Remember, if you are using the GPU ram for CPU code or even GPU instructions as well, without any type of limiter for the geometry unit, carelessly drawing a line or rectangle somewhere will erase your code. In under a second, you can erase you entire entire Z80 4mb. (More like 3 seconds to erase all 512mb if you ever get around to re-doing the pixel-writer and optimize it for 128bit access.)
Yes of course - with a little tweaking and careful design, I could have the entire Z80's memory space in the GPU. Does the pixel-writer need re-writing then to be more DDR3-optimised?
It's more like the pixel writer need to be changed into a generic blitter copy function, with a few mask and mix functions.
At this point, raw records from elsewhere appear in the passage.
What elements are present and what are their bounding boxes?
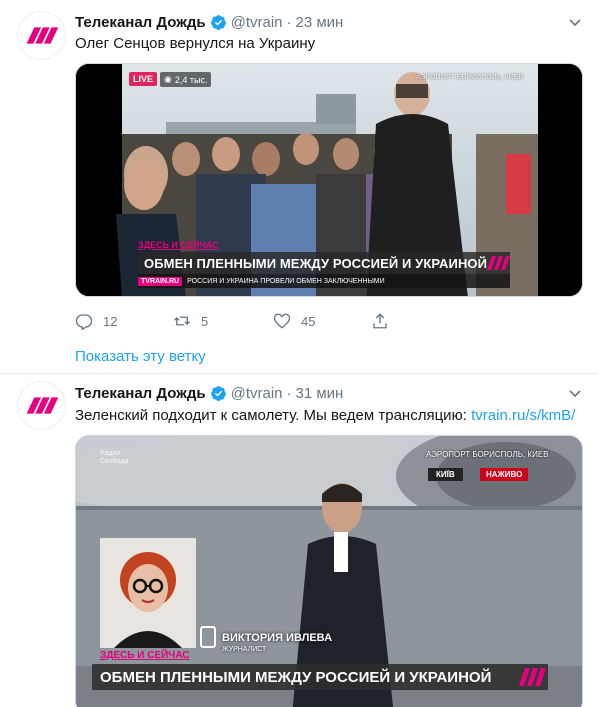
lower-third: ОБМЕН ПЛЕННЫМИ МЕЖДУ РОССИЕЙ И УКРАИНОЙ <box>92 664 548 690</box>
tweet[interactable]: Телеканал Дождь @tvrain · 23 мин Олег Се… <box>0 0 598 373</box>
share-button[interactable] <box>371 312 399 330</box>
video-player[interactable]: LIVE ◉ 2,4 тыс. АЭРОПОРТ БОРИСПОЛЬ, КИЕВ… <box>75 63 583 297</box>
video-player[interactable]: Радио Свобода АЭРОПОРТ БОРИСПОЛЬ, КИЕВ К… <box>75 435 583 707</box>
ticker-text: РОССИЯ И УКРАИНА ПРОВЕЛИ ОБМЕН ЗАКЛЮЧЕНН… <box>187 277 385 285</box>
retweet-count: 5 <box>201 313 209 329</box>
speaker-inset <box>100 538 196 648</box>
like-button[interactable]: 45 <box>273 312 315 330</box>
tweet-header: Телеканал Дождь @tvrain · 31 мин <box>75 383 343 403</box>
avatar[interactable] <box>17 381 66 430</box>
author-name[interactable]: Телеканал Дождь <box>75 385 206 402</box>
headline: ОБМЕН ПЛЕННЫМИ МЕЖДУ РОССИЕЙ И УКРАИНОЙ <box>144 255 488 271</box>
separator: · <box>286 13 292 31</box>
tweet-actions: 12 5 45 <box>75 312 475 332</box>
phone-icon <box>200 626 216 648</box>
author-handle[interactable]: @tvrain <box>231 385 283 402</box>
headline: ОБМЕН ПЛЕННЫМИ МЕЖДУ РОССИЕЙ И УКРАИНОЙ <box>100 668 492 686</box>
tweet-header: Телеканал Дождь @tvrain · 23 мин <box>75 12 343 32</box>
location-caption: АЭРОПОРТ БОРИСПОЛЬ, КИЕВ <box>416 74 524 81</box>
speaker-name: ВИКТОРИЯ ИВЛЕВА <box>222 632 333 644</box>
share-icon <box>373 313 387 329</box>
kicker-label: ЗДЕСЬ И СЕЙЧАС <box>100 650 190 661</box>
location-caption: АЭРОПОРТ БОРИСПОЛЬ, КИЕВ <box>426 450 549 459</box>
retweet-button[interactable]: 5 <box>173 312 208 330</box>
tweet-text-body: Зеленский подходит к самолету. Мы ведем … <box>75 407 472 424</box>
viewer-count-value: 2,4 тыс. <box>174 74 208 85</box>
retweet-icon <box>174 316 190 326</box>
site-label: TVRAIN.RU <box>138 276 183 286</box>
tvrain-logo <box>26 397 59 414</box>
verified-icon <box>210 385 226 401</box>
reply-button[interactable]: 12 <box>75 312 117 330</box>
eye-icon: ◉ <box>164 74 172 84</box>
speaker-role: ЖУРНАЛИСТ <box>222 646 267 653</box>
verified-icon <box>210 14 226 30</box>
city-badge: КИЇВ <box>428 468 463 481</box>
tvrain-logo <box>519 668 546 686</box>
chevron-down-icon[interactable] <box>567 14 583 30</box>
viewer-count: ◉ 2,4 тыс. <box>160 72 212 87</box>
source-logo-text: Радио Свобода <box>100 450 129 465</box>
like-icon <box>273 313 291 329</box>
timestamp[interactable]: 23 мин <box>296 14 344 31</box>
tvrain-logo <box>26 27 59 44</box>
author-handle[interactable]: @tvrain <box>231 14 283 31</box>
author-name[interactable]: Телеканал Дождь <box>75 14 206 31</box>
show-thread-link[interactable]: Показать эту ветку <box>75 348 206 365</box>
timestamp[interactable]: 31 мин <box>296 385 344 402</box>
tweet[interactable]: Телеканал Дождь @tvrain · 31 мин Зеленск… <box>0 374 598 707</box>
lower-third: ОБМЕН ПЛЕННЫМИ МЕЖДУ РОССИЕЙ И УКРАИНОЙ <box>138 252 510 274</box>
tweet-link[interactable]: tvrain.ru/s/kmB/ <box>471 407 575 424</box>
like-count: 45 <box>301 313 316 329</box>
tweet-text: Олег Сенцов вернулся на Украину <box>75 35 316 52</box>
live-badge: LIVE <box>129 72 158 86</box>
live-badge-ua: НАЖИВО <box>480 468 529 481</box>
avatar[interactable] <box>17 11 66 60</box>
reply-icon <box>75 314 93 330</box>
speaker-photo <box>100 538 196 648</box>
kicker-label: ЗДЕСЬ И СЕЙЧАС <box>138 240 219 250</box>
chevron-down-icon[interactable] <box>567 385 583 401</box>
reply-count: 12 <box>103 313 118 329</box>
separator: · <box>286 384 292 402</box>
tvrain-logo <box>487 256 510 270</box>
ticker-bar: TVRAIN.RU РОССИЯ И УКРАИНА ПРОВЕЛИ ОБМЕН… <box>138 274 510 288</box>
tweet-text: Зеленский подходит к самолету. Мы ведем … <box>75 406 575 426</box>
source-logo: Радио Свобода <box>100 450 140 466</box>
It needs to be designed smart so that it can perform multiple tasks during this copy.
I'm thinking the controls will look like this:
------------------------------------------------------------------
copy length (set the number of cycles the copy should run)
copy source data A bits width (8,16,32,64,128)
copy beginning source address A
copy source address A inc/dec step size per copy cycle.
copy source data B bits width (8,16,32,64,128)
copy beginning source address B
copy source address B inc/dec step size per copy cycle.
copy A-B function, only use source A or B/add AB/subtract AB/mult AB/divide AB/float or int/ XOR/and/or/ mask in and mask out levels.
copy destination Y data bits width (8,16,32,64,128)
copy beginning destination Y address
copy destination address inc/dec step size size per copy cycle.
--------------------------------------------------------
With the above, you should have enough to do graphics, blending, sound stereo/mono stream processing as well as volume control and channel mixing at different depths as well as resampling/pitch bending including generic math-co processing, FFT, multidimensional transformations, vector array scaling and a bunch of other things the Z80 has no business of attempting at such a scale.
You would then need to modify the geometry unit's pixel address generator to prepare the list of commands to feed this new generic memory processor to write the pixels, but now you can also drive this section directly by the Z80 to perform other functions.